Selbst außerhalb von Wissenschaft und Statistik hat man schon mal vom p-Wert gehört. Dieses mystische Wesen, von dem alle wollen, dass es kleiner als 0,05 ist. Daran werden dann die Zauberworte „statistische Signifikanz“ festgemacht. Manchmal sieht man merkwürdige Schlagzeilen, in denen die Abschaffung des p-Werts gefordert wird. Was ist dran an der Kritik und – was bedeutet das überhaupt?
TL;DR
– Wenn wir Gruppen miteinander vergleichen, rechnen wir statistische Tests, die oft p-Werte ausspucken. Ist dieser Wert kleiner als 0,05, sprechen wir von statistischer Signifikanz.
– „Statistische Signifikanz“ wird aber häufig – auch von Profis – falsch interpretiert.
– Der p-Wert hilft uns, die Passung unserer Daten zur Nullhypothese einzuschätzen – also z.B. der Hypothese, dass es keinen Unterschied zwischen zwei Burgerläden gibt.
– Das Problem: Selbst wenn p < 0,05 ist heißt das nicht, dass es wahrscheinlicher ist, dass es einen Unterschied zwischen zwei Gruppen gibt.
– Deswegen argumentieren einige Wissenschaftler für die Abschaffung stumpfer Signifikanztests – dafür sollen wir Unsicherheit in den Daten aktiv berichten.
Herausforderung p-Wert
Immer, wenn wir wissen wollen, ob es einen Unterschied zwischen zwei Gruppen gibt, rechnen wir einen statistischen Test.1 Zum Beispiel, ob Menschen, die ein Medikament erhalten haben, bessere Chancen auf Heilung haben als die, die keins genommen haben.

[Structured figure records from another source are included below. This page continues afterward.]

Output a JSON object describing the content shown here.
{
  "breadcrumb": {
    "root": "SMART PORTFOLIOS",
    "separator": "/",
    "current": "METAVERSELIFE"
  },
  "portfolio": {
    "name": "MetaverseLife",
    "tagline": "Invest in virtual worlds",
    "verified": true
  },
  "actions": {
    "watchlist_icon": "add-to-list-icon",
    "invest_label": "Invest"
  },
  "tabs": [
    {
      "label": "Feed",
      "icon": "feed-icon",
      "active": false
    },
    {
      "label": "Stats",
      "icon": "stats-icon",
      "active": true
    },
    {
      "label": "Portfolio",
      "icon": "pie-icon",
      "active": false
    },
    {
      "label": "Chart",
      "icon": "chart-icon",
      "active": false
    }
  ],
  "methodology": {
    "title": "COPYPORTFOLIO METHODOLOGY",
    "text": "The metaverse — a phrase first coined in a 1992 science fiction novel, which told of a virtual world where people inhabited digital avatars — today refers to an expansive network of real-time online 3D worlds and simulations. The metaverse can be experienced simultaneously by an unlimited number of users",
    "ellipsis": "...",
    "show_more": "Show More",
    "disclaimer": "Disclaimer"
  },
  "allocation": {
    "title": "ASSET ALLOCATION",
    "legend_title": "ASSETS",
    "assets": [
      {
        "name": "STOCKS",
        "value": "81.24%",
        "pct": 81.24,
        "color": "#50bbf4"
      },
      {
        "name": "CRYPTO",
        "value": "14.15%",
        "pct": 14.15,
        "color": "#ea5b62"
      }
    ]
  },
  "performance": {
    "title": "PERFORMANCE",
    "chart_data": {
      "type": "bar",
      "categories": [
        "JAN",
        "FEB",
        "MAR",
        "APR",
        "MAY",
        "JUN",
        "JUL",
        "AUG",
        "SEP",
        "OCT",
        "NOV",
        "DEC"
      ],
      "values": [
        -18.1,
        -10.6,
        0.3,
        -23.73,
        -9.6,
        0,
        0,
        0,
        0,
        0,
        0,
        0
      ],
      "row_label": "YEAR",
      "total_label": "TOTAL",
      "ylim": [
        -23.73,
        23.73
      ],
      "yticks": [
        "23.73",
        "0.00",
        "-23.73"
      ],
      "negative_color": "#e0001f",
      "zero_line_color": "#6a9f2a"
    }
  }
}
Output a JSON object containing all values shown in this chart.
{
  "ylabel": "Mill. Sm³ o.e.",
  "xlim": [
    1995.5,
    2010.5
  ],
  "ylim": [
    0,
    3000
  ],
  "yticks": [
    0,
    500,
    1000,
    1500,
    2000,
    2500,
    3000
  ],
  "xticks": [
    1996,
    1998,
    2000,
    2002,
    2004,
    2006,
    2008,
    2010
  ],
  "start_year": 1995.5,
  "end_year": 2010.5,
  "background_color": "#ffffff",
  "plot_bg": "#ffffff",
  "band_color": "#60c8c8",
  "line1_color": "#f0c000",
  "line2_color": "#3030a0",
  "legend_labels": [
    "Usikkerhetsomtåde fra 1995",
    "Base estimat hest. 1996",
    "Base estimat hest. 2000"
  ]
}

Bei den aktuell gängigsten Tests kommt dann ein sogenannter p-Wert heraus – wenn der kleiner als 0,05 ist, sprechen wir von einem „statistisch signifikanten Unterschied“.2 Was das genau bedeutet, ist aber gar nicht so einfach. Selbst Menschen mit statistischer Ausbildung ziehen häufig falsche Schlussfolgerungen aus dem p-Wert. Dieses Missverständnis wird gerne als (Mit-)Ursache der Replikationskrise in der Wissenschaft genannt, also dem Problem, dass sich Befunde in einem erneuten Experiment so nicht mehr zeigen lassen. Ein wesentlicher Schuldiger ist dabei der Publication Bias, der direkt mit dem p-Wert zusammenhängt: Statistisch signifikante Befunde (p < 0,05) haben größere Chancen auf eine Veröffentlichung. Naheliegend, dass einige Autoren daher versuchen, möglichst kleine p-Werte herauszubekommen – was man z.B. durch Veränderung der Ausschlusskriterien von Probanden oder andere statistische Kniffe erreichen kann. Dieses sogenannte „p-hacking“ geschieht nicht immer absichtlich – es ist nicht immer offensichtlich, was ein notwendiger Griff an die Daten ist und was ein falscher. Vielleicht singen deswegen Coldplay in The Scientist: „Nobody said it was easy.“
Das Problem mit den p-Werten ist also eine Mischung aus Unwissen und (gezielter) Manipulation. Um die Kritik zu verstehen, die aktuell am p-Wert geübt wird, müssen wir aber zunächst verstehen, was der p-Wert überhaupt aussagt. Ich will das gar nicht schön reden: Die Interpretation eines p-Wertes ist eine ordentliche Kopfnuss und ich musste auch erst mal drei Stunden ins Leere starren, bevor ich mich in der Lage gefühlt habe, diesen Beitrag zu verfassen. Aber keine Sorge – ich denke, ich kriege eine nachvollziehbare Erklärung hin, die keinen Mathe- oder Statistikkurs voraussetzt.
Warum der p-Wert?
Wieso veranstalten wir das ganze Theater überhaupt? Weil wir immer dann, wenn wir Gruppen vergleichen, niemals die ganze Bevölkerung untersuchen können. Stattdessen ziehen wir eine kleine Stichprobe, mit der wir Aussagen über die „Population“ machen wollen.3 Dabei kann es zufällig passieren, dass wir uns Unterschiede zwischen den Gruppen einfangen, die gar nichts mit dem Effekt zu tun haben, den wir untersuchen wollen. Am besten stellen wir das mit einem Beispiel dar. Wir vergleichen zwei Burgerläden und wollen wissen, ob einer davon bessere Onlinebewertungen erhalten hat als der andere.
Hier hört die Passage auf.